The passage from Clark (8.175; 10 July 1806) reads:

"proceeded..into that butifull and extensive Vally open and fertile
which we Call the beaver head Vally which is the Indian name[,] in their
language Har na Hap pap Chah. from the No. of those animals in it & a
pt. of land resembling the head of one"

> The form with <pa(h)p> seems to reflect Sacajawea's
> pre-Idaho speech, not that of any other Shoshoni at the time.  It would be
> interesting to see if there are Shoshoni forms recorded by L&C after
> Sacajawea spoke with other Shoshonis in Idaho.

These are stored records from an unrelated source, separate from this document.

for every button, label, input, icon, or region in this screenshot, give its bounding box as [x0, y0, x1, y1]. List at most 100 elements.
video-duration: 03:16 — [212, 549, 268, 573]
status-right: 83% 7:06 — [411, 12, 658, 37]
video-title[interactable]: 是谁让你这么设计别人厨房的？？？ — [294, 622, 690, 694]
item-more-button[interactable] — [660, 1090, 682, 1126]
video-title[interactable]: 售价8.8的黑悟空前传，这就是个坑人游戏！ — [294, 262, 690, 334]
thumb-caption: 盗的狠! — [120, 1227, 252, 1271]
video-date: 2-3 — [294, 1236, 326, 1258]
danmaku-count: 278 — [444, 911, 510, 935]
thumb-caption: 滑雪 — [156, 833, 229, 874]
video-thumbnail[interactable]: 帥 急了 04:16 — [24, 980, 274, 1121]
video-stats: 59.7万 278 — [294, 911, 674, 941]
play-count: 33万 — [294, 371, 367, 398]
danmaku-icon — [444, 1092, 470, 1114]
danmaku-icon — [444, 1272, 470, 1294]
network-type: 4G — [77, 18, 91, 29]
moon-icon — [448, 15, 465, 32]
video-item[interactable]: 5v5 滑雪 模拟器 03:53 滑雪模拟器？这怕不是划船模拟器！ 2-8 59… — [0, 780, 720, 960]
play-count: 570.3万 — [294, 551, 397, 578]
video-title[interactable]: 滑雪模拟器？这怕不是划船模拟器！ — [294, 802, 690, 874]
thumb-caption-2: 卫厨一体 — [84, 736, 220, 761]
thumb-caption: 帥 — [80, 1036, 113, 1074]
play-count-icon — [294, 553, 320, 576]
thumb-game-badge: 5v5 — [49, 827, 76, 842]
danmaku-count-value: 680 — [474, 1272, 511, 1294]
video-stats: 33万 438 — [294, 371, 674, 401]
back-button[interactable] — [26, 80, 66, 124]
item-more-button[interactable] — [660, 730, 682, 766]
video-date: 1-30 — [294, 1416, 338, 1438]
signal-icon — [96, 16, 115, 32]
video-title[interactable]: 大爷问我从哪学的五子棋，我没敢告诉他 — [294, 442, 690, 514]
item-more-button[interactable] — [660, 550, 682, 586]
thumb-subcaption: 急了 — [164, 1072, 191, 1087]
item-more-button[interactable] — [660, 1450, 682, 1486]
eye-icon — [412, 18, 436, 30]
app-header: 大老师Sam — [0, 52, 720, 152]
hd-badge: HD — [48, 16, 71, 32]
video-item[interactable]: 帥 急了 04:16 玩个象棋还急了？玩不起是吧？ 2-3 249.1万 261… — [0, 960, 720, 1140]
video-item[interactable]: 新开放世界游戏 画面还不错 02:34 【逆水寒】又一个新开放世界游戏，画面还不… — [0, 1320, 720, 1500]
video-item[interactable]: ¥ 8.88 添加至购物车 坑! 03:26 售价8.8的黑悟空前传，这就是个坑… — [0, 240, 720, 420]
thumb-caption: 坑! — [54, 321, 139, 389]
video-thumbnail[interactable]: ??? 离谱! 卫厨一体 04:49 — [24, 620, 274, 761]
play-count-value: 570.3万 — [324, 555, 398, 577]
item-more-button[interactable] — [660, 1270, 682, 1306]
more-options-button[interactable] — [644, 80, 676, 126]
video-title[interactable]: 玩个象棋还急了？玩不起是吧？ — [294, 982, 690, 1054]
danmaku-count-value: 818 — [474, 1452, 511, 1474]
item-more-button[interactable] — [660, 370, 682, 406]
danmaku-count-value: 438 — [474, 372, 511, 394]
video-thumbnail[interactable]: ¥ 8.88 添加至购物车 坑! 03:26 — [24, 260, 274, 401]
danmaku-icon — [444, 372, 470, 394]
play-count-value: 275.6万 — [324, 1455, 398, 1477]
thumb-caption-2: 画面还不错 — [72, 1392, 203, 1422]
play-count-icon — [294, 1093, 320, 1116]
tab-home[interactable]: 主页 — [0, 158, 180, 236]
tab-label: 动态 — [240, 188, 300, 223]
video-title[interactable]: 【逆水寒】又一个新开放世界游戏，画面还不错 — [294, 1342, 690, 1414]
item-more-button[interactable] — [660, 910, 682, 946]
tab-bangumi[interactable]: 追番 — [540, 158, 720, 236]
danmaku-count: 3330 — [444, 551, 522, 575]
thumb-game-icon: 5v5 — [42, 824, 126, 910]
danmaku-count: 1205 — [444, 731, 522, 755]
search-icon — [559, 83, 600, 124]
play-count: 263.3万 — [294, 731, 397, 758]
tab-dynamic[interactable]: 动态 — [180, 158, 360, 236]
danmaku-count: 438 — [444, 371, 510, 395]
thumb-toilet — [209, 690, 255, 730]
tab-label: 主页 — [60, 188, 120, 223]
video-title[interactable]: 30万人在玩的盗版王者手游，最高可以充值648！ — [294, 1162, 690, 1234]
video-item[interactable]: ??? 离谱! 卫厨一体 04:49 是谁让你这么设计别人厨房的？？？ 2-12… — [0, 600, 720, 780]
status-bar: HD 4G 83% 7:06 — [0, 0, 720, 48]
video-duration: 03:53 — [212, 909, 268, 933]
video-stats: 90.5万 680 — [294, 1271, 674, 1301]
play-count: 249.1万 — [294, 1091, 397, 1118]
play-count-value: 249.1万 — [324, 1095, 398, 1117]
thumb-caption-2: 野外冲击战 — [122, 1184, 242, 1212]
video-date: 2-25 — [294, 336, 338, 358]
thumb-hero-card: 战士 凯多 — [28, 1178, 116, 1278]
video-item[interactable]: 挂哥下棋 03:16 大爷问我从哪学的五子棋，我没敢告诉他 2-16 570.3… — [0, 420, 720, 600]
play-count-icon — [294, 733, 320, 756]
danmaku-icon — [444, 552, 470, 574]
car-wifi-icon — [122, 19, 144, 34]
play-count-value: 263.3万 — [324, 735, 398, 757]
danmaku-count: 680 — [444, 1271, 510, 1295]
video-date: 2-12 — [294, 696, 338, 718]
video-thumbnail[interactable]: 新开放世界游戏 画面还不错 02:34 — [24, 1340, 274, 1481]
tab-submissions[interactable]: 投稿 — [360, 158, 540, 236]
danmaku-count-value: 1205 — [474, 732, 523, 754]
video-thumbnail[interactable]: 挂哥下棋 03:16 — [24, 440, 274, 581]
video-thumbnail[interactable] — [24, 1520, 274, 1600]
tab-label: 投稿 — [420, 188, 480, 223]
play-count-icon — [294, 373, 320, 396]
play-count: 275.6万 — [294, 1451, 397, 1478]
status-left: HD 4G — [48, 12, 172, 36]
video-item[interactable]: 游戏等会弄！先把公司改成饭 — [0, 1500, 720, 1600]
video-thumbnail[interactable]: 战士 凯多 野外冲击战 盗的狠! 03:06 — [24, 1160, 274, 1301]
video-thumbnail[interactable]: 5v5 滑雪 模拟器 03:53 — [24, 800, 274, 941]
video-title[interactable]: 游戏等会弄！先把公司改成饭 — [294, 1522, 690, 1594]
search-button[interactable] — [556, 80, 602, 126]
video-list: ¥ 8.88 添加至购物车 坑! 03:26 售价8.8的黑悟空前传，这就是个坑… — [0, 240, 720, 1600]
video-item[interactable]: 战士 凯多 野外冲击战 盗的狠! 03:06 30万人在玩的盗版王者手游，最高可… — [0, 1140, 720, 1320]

The word for 'yampa' was, like "Har na Hap pap Chah," also recorded in 1806.

The passage from Clark (7.270; 18 May 1806):

"The Squar wife to Shabono busied her Self gathering the roots of the
fenel Called by the Snake Indians Year pah for the purpose of drying to
eate on the Rocky mountains."

These seem pretty suggestive of a nasal-dropping Shoshoni dialect.